Time to Apply for Broadband Grants Has Arrived

With an announcement by Vice President Joe Biden on July 1st, the process to spend four billion dollars to work toward universal broadband access has begun.

There is now a wealth of information at a new web page to consolidate the efforts of the involved federal agencies: the Department of Commerce’s National Telecommunications and Information Administration (“NTIA”) and the United States Department of Agriculture’s Rural Utilities Service (“RUS”) . While the actual application to apply for funds is, surprisingly, not yet available , – considering that applications may be submitted as soon as July 14th – the Notice of Funding Availability (“NOFA”) is now online.

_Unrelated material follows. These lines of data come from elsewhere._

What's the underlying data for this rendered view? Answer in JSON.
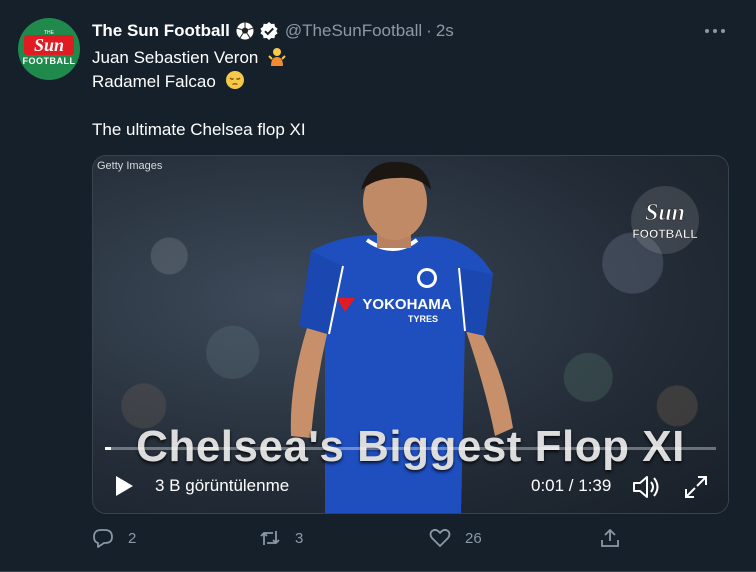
{
  "tweet": {
    "account": {
      "display_name": "The Sun Football",
      "handle": "@TheSunFootball",
      "separator": "·",
      "time": "2s",
      "avatar_logo": {
        "the": "THE",
        "sun": "Sun",
        "football": "FOOTBALL"
      }
    },
    "text_lines": [
      "Juan Sebastien Veron",
      "Radamel Falcao",
      "",
      "The ultimate Chelsea flop XI"
    ],
    "media": {
      "credit": "Getty Images",
      "watermark": {
        "sun": "Sun",
        "football": "FOOTBALL"
      },
      "overlay_title": "Chelsea's Biggest Flop XI",
      "shirt_sponsor": "YOKOHAMA",
      "shirt_sponsor_sub": "TYRES",
      "views_label": "3 B görüntülenme",
      "timecode": "0:01 / 1:39",
      "progress_fraction": 0.01
    },
    "actions": {
      "reply_count": "2",
      "retweet_count": "3",
      "like_count": "26"
    }
  },
  "colors": {
    "background": "#15202b",
    "secondary_text": "#8b98a5",
    "border": "#38444d",
    "sun_red": "#e01b22",
    "avatar_green": "#1f8a4c",
    "chelsea_blue": "#1f4fbf"
  },
  "icons": {
    "header": [
      "soccer-ball-icon",
      "verified-badge-icon",
      "more-options-icon"
    ],
    "emoji": [
      "person-shrugging-emoji",
      "pensive-face-emoji"
    ],
    "player_controls": [
      "play-icon",
      "volume-icon",
      "fullscreen-icon"
    ],
    "actions": [
      "reply-icon",
      "retweet-icon",
      "like-icon",
      "share-icon"
    ]
  }
}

As stated in the NOFA, the general policies and application procedures for providing broadband grants, as anticipated by the American Recovery and Reinvestment Act, have been placed in two programs. The Broadband Initiatives Program (“BIP”) is offered by RUS to “extend loans, grants, and loan/grant combinations to facilitate broadband deployment in rural areas” and NTIA is offering the Broadband Technology Opportunities Program (“BTOP”) which “makes available grants for deploying broadband infrastructure in unserved and underserved areas in the United States, enhancing broadband capacity at public computer centers, and promoting sustainable broadband adoption projects.” It is anticipated that expanding broadband access “will advance the objectives of the Recovery Act to spur job creation and stimulate long-term economic growth and opportunity.”

The NOFA is 121 pages long. The application itself contains 15 sections, most of which include numerous, detailed sub-topics. The deadline is August 14th. And that’s only step one. The process continues for those applicants which get into the “pool of viable and potentially fundable applications.” Only those applications which are considered to be the most highly qualified (that is, receive the highest scores) will advance to the second step of the review process. In step two, NTIA and RUS must “fully validate” each surviving submission. Specifically, in this “due diligence” phase, applicants will be asked to submit additional information, as appropriate, to further substantiate the representations made in their application. Moreover, during step two of the BTOP application process, the Governor of each state will receive a list of the applications under consideration and may prioritize and recommend projects, along with an explanation of why the selected proposals meet the greatest needs of the state. The updated application would be due by October 15th.

The time is ripe for the federal government to stimulate broadband deployment. The United States under the previous Administration had a poor broadband record when compared with the availability, speed, and bandwidth price of most developed nations. However, will the complex application process created by the NOFA keep all but the most well-heeled applicants away?